Format of Indices

Format of Indices#

The index array consists of 64-bit records, where each record contains two 32-bit fields:

63:32

CRC

31:0

Bit Offset

To use indices for access and understand where the different indices for each block point to, use the following description:

  • The start of the header

  • The start of the first mini-block

  • The starts of the next mini-blocks

  • The start of the End Of Block token

Additionally, there is one extra entry at the end pointing to the end of the DEFLATE stream.

So in general, if there are B blocks and M mini-blocks, the total number of index entries generated will be (M+2B+1).

The library supports two common usage models: many-identical-blocks and single-block.

In both cases, the size of the compression input needs to be a multiple of the mini-block size, unless it is a LAST job.

Many Identical Blocks#

The library has no restriction for different blocks to be the same size or to be a power of 2 in size, still these settings are recommended for more convenience. For example, one could have 1kB mini-blocks and 32kB blocks.

In this case, each block corresponds to one compression operation, where the input size (except for the last one) is the block size. Each such job can use dynamic Huffman generation, or static Huffman tables. With static Huffman tables, each job can specify the QPL_FLAG_START_NEW_BLOCK flag to cause each job to create a block.

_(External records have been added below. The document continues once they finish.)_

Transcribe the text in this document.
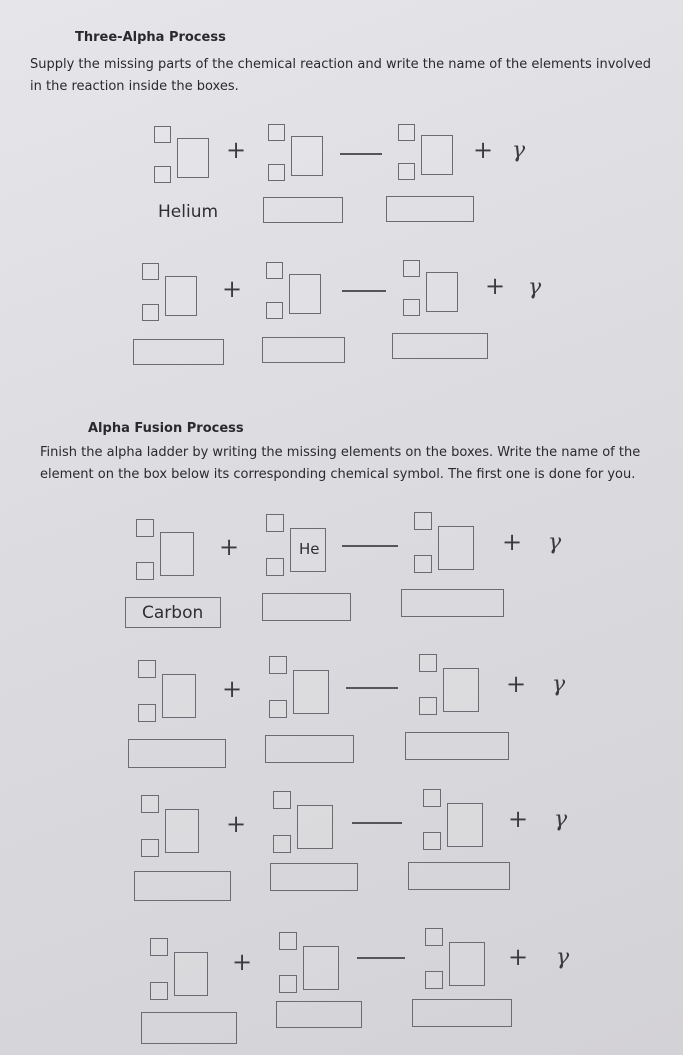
Three-Alpha Process

Supply the missing parts of the chemical reaction and write the name of the elements involved in the reaction inside the boxes.

+	+ γ
Helium
+	+ γ

Alpha Fusion Process

Finish the alpha ladder by writing the missing elements on the boxes. Write the name of the element on the box below its corresponding chemical symbol. The first one is done for you.

+	He	+ γ
Carbon
+	+ γ
+	+ γ
+	+ γ
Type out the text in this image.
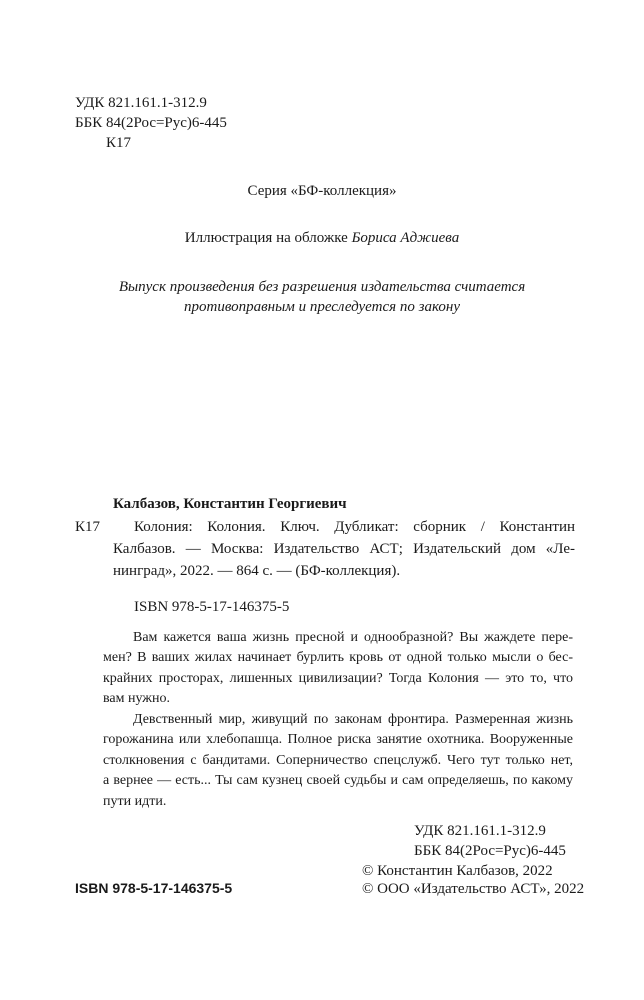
УДК 821.161.1-312.9
ББК 84(2Рос=Рус)6-445
К17
Серия «БФ-коллекция»
Иллюстрация на обложке Бориса Аджиева
Выпуск произведения без разрешения издательства считается
противоправным и преследуется по закону
Калбазов, Константин Георгиевич
К17 Колония: Колония. Ключ. Дубликат: сборник / Константин
Калбазов. — Москва: Издательство АСТ; Издательский дом «Ле-
нинград», 2022. — 864 с. — (БФ-коллекция).
ISBN 978-5-17-146375-5
Вам кажется ваша жизнь пресной и однообразной? Вы жаждете пере-
мен? В ваших жилах начинает бурлить кровь от одной только мысли о бес-
крайних просторах, лишенных цивилизации? Тогда Колония — это то, что
вам нужно.
Девственный мир, живущий по законам фронтира. Размеренная жизнь
горожанина или хлебопашца. Полное риска занятие охотника. Вооруженные
столкновения с бандитами. Соперничество спецслужб. Чего тут только нет,
а вернее — есть... Ты сам кузнец своей судьбы и сам определяешь, по какому
пути идти.
УДК 821.161.1-312.9
ББК 84(2Рос=Рус)6-445
ISBN 978-5-17-146375-5
© Константин Калбазов, 2022
© ООО «Издательство АСТ», 2022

The output buffer (the buffer to receive the compressed data) should be sized large enough to hold the input data as a DEFLATE stored block, i.e. slightly larger than the uncompressed size. If the data is incompressible and the compression operation results in data expansion, such that the compressed data does not fit in the output buffer, the software library attempt to encode that block as a stored block. If the output buffer does not have size large enough for this, the compression fails.

If the input data is encoded as a stored block, it must be encoded as a single stored block. When it becomes multiple stored blocks, the application is not able to determine where the header indices are located.

This means that either the output buffer needs to be large enough to receive the compressed data (even if the “compressed” data is expanded), or the size of the input (i.e. the block size) must be less than 64kB.

If the compressed block is replaced by a stored block, the indexing is done in the same manner as if it is a compressed block: the first index points to the beginning of the stored-block header, the second to the start of the (uncompressed) data, the third points to the data that is one “mini-block size” further, etc. After the last mini-block, there are two pointers that both point to the start of the next DEFLATE header. The first of these points to a zero-length EOB, and the second to the block header itself.

To achieve such behavior, there must be exactly one stored block. Since the largest size of a stored block is (64k-1), if the block-size if 64kB or larger, one would need more than one stored-block, and the indexing scheme would be jumbled.

In this operation mode, if a stored-block is required (assuming indexing is requested) and the input size is at least 64kB, then the compression operation will fail with an error.

Single Block#

The case happens when the entire input is represented as a single DEFLATE block, even though multiple compress operations may have been done. This is invoked by not using dynamic Huffman codes, and QPL_FLAG_START_NEW_BLOCK flag.

If the output does not fit into output buffer (requiring a stored block), then the compression will fail, due to a disruption in the block structure. The exception to this is if the compression is a single job (i.e. both a FIRST job and LAST job). In that case, the entire file is represented as a single stored block, so the compression succeeds.